DETROIT - Textron Automotive Co. is testing in-car scents that could be designed to match a driver's mood.
Taking its initiative from a trend that has seen people channel scents into homes and offices, Textron is looking at ways to do the same to vehicles. The scents would disguise the vapors from plastics, leather and fabric that many new-car owners dislike. Beyond that, custom fragrances could be used for the ultimate car accessory.
The effort is part of a broader Textron campaign to transfer the look, feel and sound of nonautomotive consumer products and put them into vehicle interiors. If consumers think the sound of a Nikon camera switch is classy, the thinking goes, why not mimic it on switches inside a vehicle?
Textron, of Troy, Michigan, USA, is not alone in paying attention to smell. Ford Motor Co. asks customers in focus groups if they have noticed any unpleasant odors. Ford also has an electronic device, called the e Nose 4000, that measures interior odor during a vehicle's research and development stage. It was first used on the Ford Focus.
Textron, meanwhile, faces a range of challenges in its effort. The major question is: Do consumers really want a scented car?
According to Jeffrey Rose, Textron's vice president of technology, the idea of focusing on smell came up in a brainstorming meeting last autumn. After the meeting, Rose, 40, and a team of engineers set out to find a way to refine their sense of smell.
Rose began sear-ching around for advice from experts in a business where a good sense of smell is vital - the wine industry. He was looking at the online Wine Enthusiast catalog last November and saw a package for improving one's sense of smell. Rose ordered the $474.95 package with his corporate credit card.
Three days later, a scent training manual, flash cards and 54 miniature vials of scents, ranging from oak to tobacco to leather, arrived at Textron's technology center in Auburn Hills, Michigan.
The package pushed Rose and his staff of six engineers further into their research.
'We started playing around with the idea of adding additives to items and resins to simulate these natural smells,' Rose said. 'So we developed a series of materials that could smell like leather or alternate scents.'
Textron, the 18th-largest supplier of original-equipment parts to the USA, according to Automotive News Europe figures, is a specialist in instrument panels and interior trim. The company is experimenting with the concept of embedding scents in the plastic skin on instrument panels and the trim on pillars to mask unpleasant interior odors. These odors are strongest when vehicles are new, or when they are parked in hot environments.

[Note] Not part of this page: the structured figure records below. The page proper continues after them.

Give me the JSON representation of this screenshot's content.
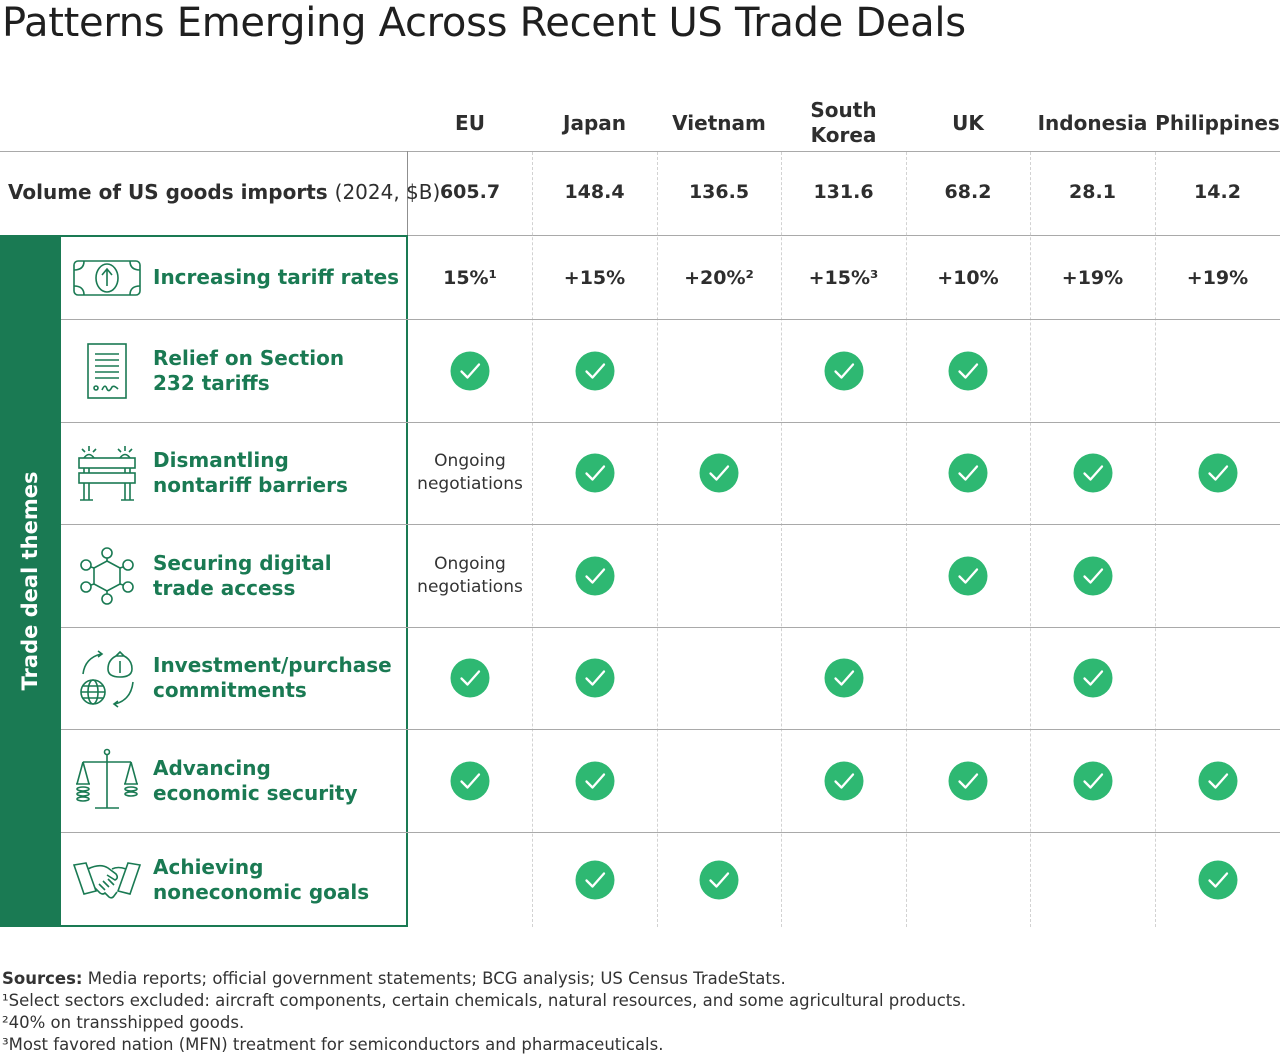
{
  "title": "Patterns Emerging Across Recent US Trade Deals",
  "colors": {
    "theme_green": "#1a7a53",
    "check_green": "#2eb872"
  },
  "chart_data": {
    "type": "table",
    "columns": [
      "EU",
      "Japan",
      "Vietnam",
      "South Korea",
      "UK",
      "Indonesia",
      "Philippines"
    ],
    "volume_row": {
      "label": "Volume of US goods imports",
      "unit": "(2024, $B)",
      "values": [
        "605.7",
        "148.4",
        "136.5",
        "131.6",
        "68.2",
        "28.1",
        "14.2"
      ]
    },
    "themes_group_label": "Trade deal themes",
    "themes": [
      {
        "label": "Increasing tariff rates",
        "icon": "banknote-arrow-icon",
        "cells": [
          "15%¹",
          "+15%",
          "+20%²",
          "+15%³",
          "+10%",
          "+19%",
          "+19%"
        ]
      },
      {
        "label": "Relief on Section\n232 tariffs",
        "icon": "signed-document-icon",
        "cells": [
          true,
          true,
          false,
          true,
          true,
          false,
          false
        ]
      },
      {
        "label": "Dismantling\nnontariff barriers",
        "icon": "road-barrier-icon",
        "cells": [
          "Ongoing\nnegotiations",
          true,
          true,
          false,
          true,
          true,
          true
        ]
      },
      {
        "label": "Securing digital\ntrade access",
        "icon": "network-nodes-icon",
        "cells": [
          "Ongoing\nnegotiations",
          true,
          false,
          false,
          true,
          true,
          false
        ]
      },
      {
        "label": "Investment/purchase\ncommitments",
        "icon": "globe-money-cycle-icon",
        "cells": [
          true,
          true,
          false,
          true,
          false,
          true,
          false
        ]
      },
      {
        "label": "Advancing\neconomic security",
        "icon": "balance-scale-icon",
        "cells": [
          true,
          true,
          false,
          true,
          true,
          true,
          true
        ]
      },
      {
        "label": "Achieving\nnoneconomic goals",
        "icon": "handshake-icon",
        "cells": [
          false,
          true,
          true,
          false,
          false,
          false,
          true
        ]
      }
    ]
  },
  "footnotes": {
    "sources_label": "Sources:",
    "sources_text": " Media reports; official government statements; BCG analysis; US Census TradeStats.",
    "notes": [
      "¹Select sectors excluded: aircraft components, certain chemicals, natural resources, and some agricultural products.",
      "²40% on transshipped goods.",
      "³Most favored nation (MFN) treatment for semiconductors and pharmaceuticals."
    ]
  }
}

Textron is still in its early stages of research into what Rose calls 'scenting.' The supplier is working to determine how long a disguising fragrance will last, and how that compares with the time that the offensive odors stick around.
Rose predicts that if Textron receives enough orders, molding scents into resins would add less than 5 percent to the cost of a component such as a door panel.
One of the challenges Rose and his team face is being able to add a fragrance to a vehicle without also adding vapors that could adhere to the windows. Rose said scents typically carry vapors, but the vapors have more room to dissipate in a building than in a vehicle.
In addition to disguising unpleasant odors, Textron engineers also plan to use their improved sense of smell to create interior materials that have no odor, regardless of the environmental conditions. Rose said Textron is discussing this possibility with a major European automaker.
Textron also is developing a system that would allow automakers or consumers to program vehicles with different scents that would be dispersed through the heating and cooling system. Rose said North American automakers are considering custom scents as way to differentiate brands, and as a personalization option for customers.
For example, 'Dad's' edition of the Ford Explorer could smell like oak, while his son's vehicle could smell like incense.
Since there is no way to measure smell, Textron's challenge will be to find scents that are pleasing to most people, and at just the right potency.
'Training yourself is like learning a new language,' Rose said.
In the next six months, Textron will present automakers with an odorless concept vehicle with a fragrance system, and scented plastic vehicle components. But Rose does not expect to see custom car scents in production vehicles until about 2005. The limiting factor, he said, will not be the availability of technology, but in consumer demand.
'If scenting becomes a huge thing in people's homes, they may want it in cars,' said Rose, who will follow nonautomotive scenting trends closely.
Textron also is working on patenting a concept that would allow drivers to match their favorite scents with their radio station preferences. For example, the vehicle would remember that Driver A wants soothing ocean scents to surround her while she listens to jazz on the drive to work, but wants to smell bubble gum while she listens to Britney Spears on her way to the gym.